Comprar bancos oficiais e outros problemáticos tem-se provado um excelente negócio para instituições que atuam no mercado brasileiro. Bancos lucrativos conseguem amainar o apetite do "leão" e aliviar o peso dos compulsórios depositados no Banco Central com a ajuda dos bancos comprados.
"Crédito tributário tem sentido amplo, mas, sem dúvida, é um valor pelo qual se pode pagar", diz Fernando Santoro, diretor do Unibanco.
No final do primeiro semestre de 98, o Itaú pagou US$ 15 milhões de Imposto de Renda, apenas 4% do seu lucro. O Bozano, Simonsen não pagou; tinha um crédito de US$ 19,18 milhões. Os dois bancos deram bons lucros: US$ 367,5 milhões o Itaú e US$ 68,26 milhões o Bozano, de acordo a Austin Asis.
"Comprar banco é um bom negócio", afirma o professor Alberto Borges Matias, da Austin, empresa especializada na análise de balanços de bancos. Matias produziu um estudo que mostra, por exemplo, que bancos oficiais pagam muito mais IR do que os privados.
Somando-se o IR pago por 185 bancos, no primeiro semestre de 98, chega-se a US$ 893,7 milhões. Esses mesmos bancos declararam lucros de US$ 2,33 bilhões. Apenas cinco bancos oficiais recolheram US$ 472 milhões de IR, ou seja, mais da metade da fatia abocanhada pelo "leão".
"Está evidente que uma fonte de captação do governo é o próprio governo. Com a privatização dos bancos, cairá o recolhimento de IR", afirma Matias. Segundo o professor, os bancos oficiais pagam mais porque não recorrem às brechas da lei para reduzir o imposto devido, o chamado planejamento tributário.
O Itaú comprou o Banerj (Banco do Estado do Rio de Janeiro), em junho de 97, pelo preço mínimo de R$ 311 milhões, usando moedas de privatização para pagar. Em setembro deste ano, comprou o Bemge (Banco do Estado de Minas Gerais) por R$ 583 milhões -um ágio de 85,58%.

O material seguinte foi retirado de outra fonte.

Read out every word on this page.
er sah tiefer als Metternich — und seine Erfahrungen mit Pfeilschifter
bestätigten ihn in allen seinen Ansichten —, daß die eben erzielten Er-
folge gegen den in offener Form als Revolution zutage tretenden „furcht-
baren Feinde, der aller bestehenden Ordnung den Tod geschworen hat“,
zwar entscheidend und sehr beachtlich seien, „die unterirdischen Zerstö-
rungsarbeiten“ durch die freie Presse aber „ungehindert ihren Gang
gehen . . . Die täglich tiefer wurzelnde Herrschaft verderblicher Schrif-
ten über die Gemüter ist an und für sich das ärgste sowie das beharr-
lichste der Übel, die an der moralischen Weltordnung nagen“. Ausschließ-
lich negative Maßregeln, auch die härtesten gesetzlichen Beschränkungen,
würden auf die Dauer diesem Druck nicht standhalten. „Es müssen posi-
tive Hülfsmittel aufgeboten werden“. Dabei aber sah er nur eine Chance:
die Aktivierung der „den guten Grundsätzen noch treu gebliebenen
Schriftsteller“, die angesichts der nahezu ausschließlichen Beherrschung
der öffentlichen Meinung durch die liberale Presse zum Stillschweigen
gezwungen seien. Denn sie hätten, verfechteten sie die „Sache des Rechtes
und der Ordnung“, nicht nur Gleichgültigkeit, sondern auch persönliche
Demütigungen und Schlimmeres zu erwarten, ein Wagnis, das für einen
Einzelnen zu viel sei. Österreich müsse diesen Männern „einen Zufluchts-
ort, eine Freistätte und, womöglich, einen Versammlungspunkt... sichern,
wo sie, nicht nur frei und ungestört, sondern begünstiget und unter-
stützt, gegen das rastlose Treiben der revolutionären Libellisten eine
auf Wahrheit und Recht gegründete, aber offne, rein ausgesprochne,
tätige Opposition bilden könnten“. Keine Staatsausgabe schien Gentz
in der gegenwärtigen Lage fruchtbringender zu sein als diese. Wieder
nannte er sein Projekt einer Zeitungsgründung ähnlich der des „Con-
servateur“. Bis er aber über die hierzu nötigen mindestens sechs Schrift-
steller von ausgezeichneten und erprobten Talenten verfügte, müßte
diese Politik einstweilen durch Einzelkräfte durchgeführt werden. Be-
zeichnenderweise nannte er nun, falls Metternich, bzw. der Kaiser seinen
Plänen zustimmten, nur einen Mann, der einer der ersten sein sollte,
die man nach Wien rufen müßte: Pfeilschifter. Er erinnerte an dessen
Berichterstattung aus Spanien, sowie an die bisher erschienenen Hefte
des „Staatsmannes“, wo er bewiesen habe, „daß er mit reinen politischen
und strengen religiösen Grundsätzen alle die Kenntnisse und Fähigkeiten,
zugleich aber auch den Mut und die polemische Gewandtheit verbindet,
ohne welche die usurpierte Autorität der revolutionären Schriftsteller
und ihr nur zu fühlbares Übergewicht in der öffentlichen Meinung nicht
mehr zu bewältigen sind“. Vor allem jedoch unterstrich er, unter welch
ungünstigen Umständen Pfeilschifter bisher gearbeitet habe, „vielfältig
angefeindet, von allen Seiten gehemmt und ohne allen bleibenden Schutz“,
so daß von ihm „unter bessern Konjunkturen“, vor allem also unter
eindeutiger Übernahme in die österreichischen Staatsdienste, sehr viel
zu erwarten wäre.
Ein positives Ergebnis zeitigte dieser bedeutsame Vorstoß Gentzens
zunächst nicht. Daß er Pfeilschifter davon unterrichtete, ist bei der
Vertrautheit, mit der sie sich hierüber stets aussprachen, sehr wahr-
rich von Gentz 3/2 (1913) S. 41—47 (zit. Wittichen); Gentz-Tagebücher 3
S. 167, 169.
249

A diretoria do banco não atendeu pedido da reportagem da Folha para falar sobre os créditos tributários e o alívio nos compulsórios recebidos com essas operações, mas especialistas avaliam que o banco fez bons negócios.
Para comprar o Bemge, o Itaú teve de duelar com o Bradesco, depois que os envelopes abertos mostraram as ofertas: R$ 486,1 milhões do Itaú, R$ 443 milhões do Bradesco e R$ 391,1 milhões do Bozano, Simonsen.
"Sem dúvida a aquisição de bancos estaduais gera uma otimização tributária muito grande", diz Pedro Guimarães, analista de bancos do Bozano, Simonsen.
O balanço semestral do Bemge dá uma pista. O banco pagou US$ 184,5 milhões de IR e teve prejuízo de US$ 41,5 milhões. Analistas calculam créditos tributários de cerca de US$ 190 milhões.
Os compulsórios (sobre depósitos à vista e a prazo), que não precisarão ser depositados temporariamente, deverão render outros R$ 900 milhões ao Itaú, de acordo com o mercado. A desobrigação de fazer esses depósitos é negociada com o Banco Central.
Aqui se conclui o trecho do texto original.